Brazil, Uruguay to address strained ties

Brazil's president traveled to neighboring Uruguay on Monday to smooth over strained economic ties rooted in the smaller nation's discontent over relations with the fractured Mercosur trade bloc.

Luiz Inacio Lula da Silva was expected to offer Uruguayan President Tabare Vazquez funding for infrastructure and energy projects and other incentives aimed at preventing Uruguay from seeking a more open trade relationship with the United States.

Both Brazil and Uruguay are members of the five-nation Mercosur trade bloc, but Uruguay and Paraguay have complained for years that their interests take a back seat to those of Argentina and Brazil -- South America's two largest economies.

Silva's visit is also viewed by the Brazilian media as a way to head off any attempt by the United States to establish a trade agreement with Uruguay. U.S. President George W. Bush will meet with Vazquez in Uruguay next month as part of a Latin American tour that also includes a stop in Brazil.

Uruguay and the United States last month signed a pact laying down guidelines for boosting trade between the two countries, a move Uruguayan officials said is key to the small South American nation's future economic growth.

The Trade Investment Framework Agreement calls for a bilateral group on investments and commerce to meet at least once a year to identify areas of future trade liberalization.

The Southern Cone Common Market, or Mercosur, unites some 250 million people with a gross domestic product of US$1 trillion (euro760 billion), or about 76 percent of the total for South America.

Made up of Brazil, Argentina, Paraguay, Uruguay and Venezuela, the trade bloc has long suffered from internal bickering over matters as mundane as trade in pork and appliances. Bolivia, Chile, Colombia, Ecuador and Peru are associated members, and Bolivia is seeking full membership.

Mercosur leaders met in January in an attempt to revitalize the bloc and boost its goal of regional integration, but the summit was overshadowed by disagreements among the presidents.
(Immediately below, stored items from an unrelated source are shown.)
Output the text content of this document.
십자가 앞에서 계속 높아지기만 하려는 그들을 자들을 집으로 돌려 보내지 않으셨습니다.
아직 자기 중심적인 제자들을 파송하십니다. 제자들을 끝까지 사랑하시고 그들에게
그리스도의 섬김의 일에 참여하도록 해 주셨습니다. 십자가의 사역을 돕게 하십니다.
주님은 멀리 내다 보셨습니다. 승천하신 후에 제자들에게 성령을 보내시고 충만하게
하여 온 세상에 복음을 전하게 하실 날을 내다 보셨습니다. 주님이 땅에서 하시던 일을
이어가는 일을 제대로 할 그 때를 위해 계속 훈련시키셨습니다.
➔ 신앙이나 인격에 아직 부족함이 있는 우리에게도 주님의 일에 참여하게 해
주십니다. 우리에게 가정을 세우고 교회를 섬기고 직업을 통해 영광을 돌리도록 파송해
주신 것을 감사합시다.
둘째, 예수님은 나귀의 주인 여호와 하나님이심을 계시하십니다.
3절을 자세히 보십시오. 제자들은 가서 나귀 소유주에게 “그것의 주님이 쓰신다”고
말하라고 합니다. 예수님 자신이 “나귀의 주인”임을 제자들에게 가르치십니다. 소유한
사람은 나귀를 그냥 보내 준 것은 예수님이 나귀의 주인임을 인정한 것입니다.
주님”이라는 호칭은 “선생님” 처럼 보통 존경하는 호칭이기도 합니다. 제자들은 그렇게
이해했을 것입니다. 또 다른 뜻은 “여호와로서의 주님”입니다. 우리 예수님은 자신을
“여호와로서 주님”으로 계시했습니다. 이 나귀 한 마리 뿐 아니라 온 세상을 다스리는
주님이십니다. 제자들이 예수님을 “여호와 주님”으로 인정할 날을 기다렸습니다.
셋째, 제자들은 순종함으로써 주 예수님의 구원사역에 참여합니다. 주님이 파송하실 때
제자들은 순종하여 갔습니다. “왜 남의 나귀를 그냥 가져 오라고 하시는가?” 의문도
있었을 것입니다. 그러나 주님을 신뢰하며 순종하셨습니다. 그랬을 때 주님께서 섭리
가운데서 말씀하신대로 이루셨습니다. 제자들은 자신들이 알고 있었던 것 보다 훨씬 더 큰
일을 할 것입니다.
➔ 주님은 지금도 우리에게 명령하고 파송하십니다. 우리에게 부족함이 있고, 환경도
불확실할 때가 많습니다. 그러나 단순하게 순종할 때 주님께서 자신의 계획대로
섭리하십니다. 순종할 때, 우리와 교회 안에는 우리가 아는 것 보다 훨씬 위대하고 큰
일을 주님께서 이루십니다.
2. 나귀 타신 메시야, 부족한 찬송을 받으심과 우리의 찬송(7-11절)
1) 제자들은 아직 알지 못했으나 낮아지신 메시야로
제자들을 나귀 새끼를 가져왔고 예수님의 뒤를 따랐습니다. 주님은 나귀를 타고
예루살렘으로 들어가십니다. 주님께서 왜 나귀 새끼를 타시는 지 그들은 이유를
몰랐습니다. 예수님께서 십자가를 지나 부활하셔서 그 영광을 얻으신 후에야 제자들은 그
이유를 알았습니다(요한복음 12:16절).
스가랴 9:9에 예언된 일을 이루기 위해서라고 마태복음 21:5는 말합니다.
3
While the Brazilian hosts declared the meeting a success for attracting leaders from outside the bloc -- 11 of the continent's 12 presidents attended -- the nonmembers mostly served to heighten the confusion.

Bolivian President Evo Morales criticized Brazil for paying too little for Bolivian natural gas, and attacked Colombia for accepting anti-drug aid from the United States, generating a stern response from Colombian President Alvaro Uribe.

The leaders of Paraguay and Uruguay -- Mercosur's smallest economies -- chafed at what they said was a patronizing attitude on the part of Argentina and Brazil, even though one of the few concrete measures to emerge from the meeting included US$50 million (euro38.07 million) in loans to help them boost their economies.

Silva, however, pointed out that trade among the Mercosur nations has grown to US$30 billion (euro22.84 billion) in 2006 from US$4 billion (euro3.05 billion) in 1990, the year before the bloc was formed.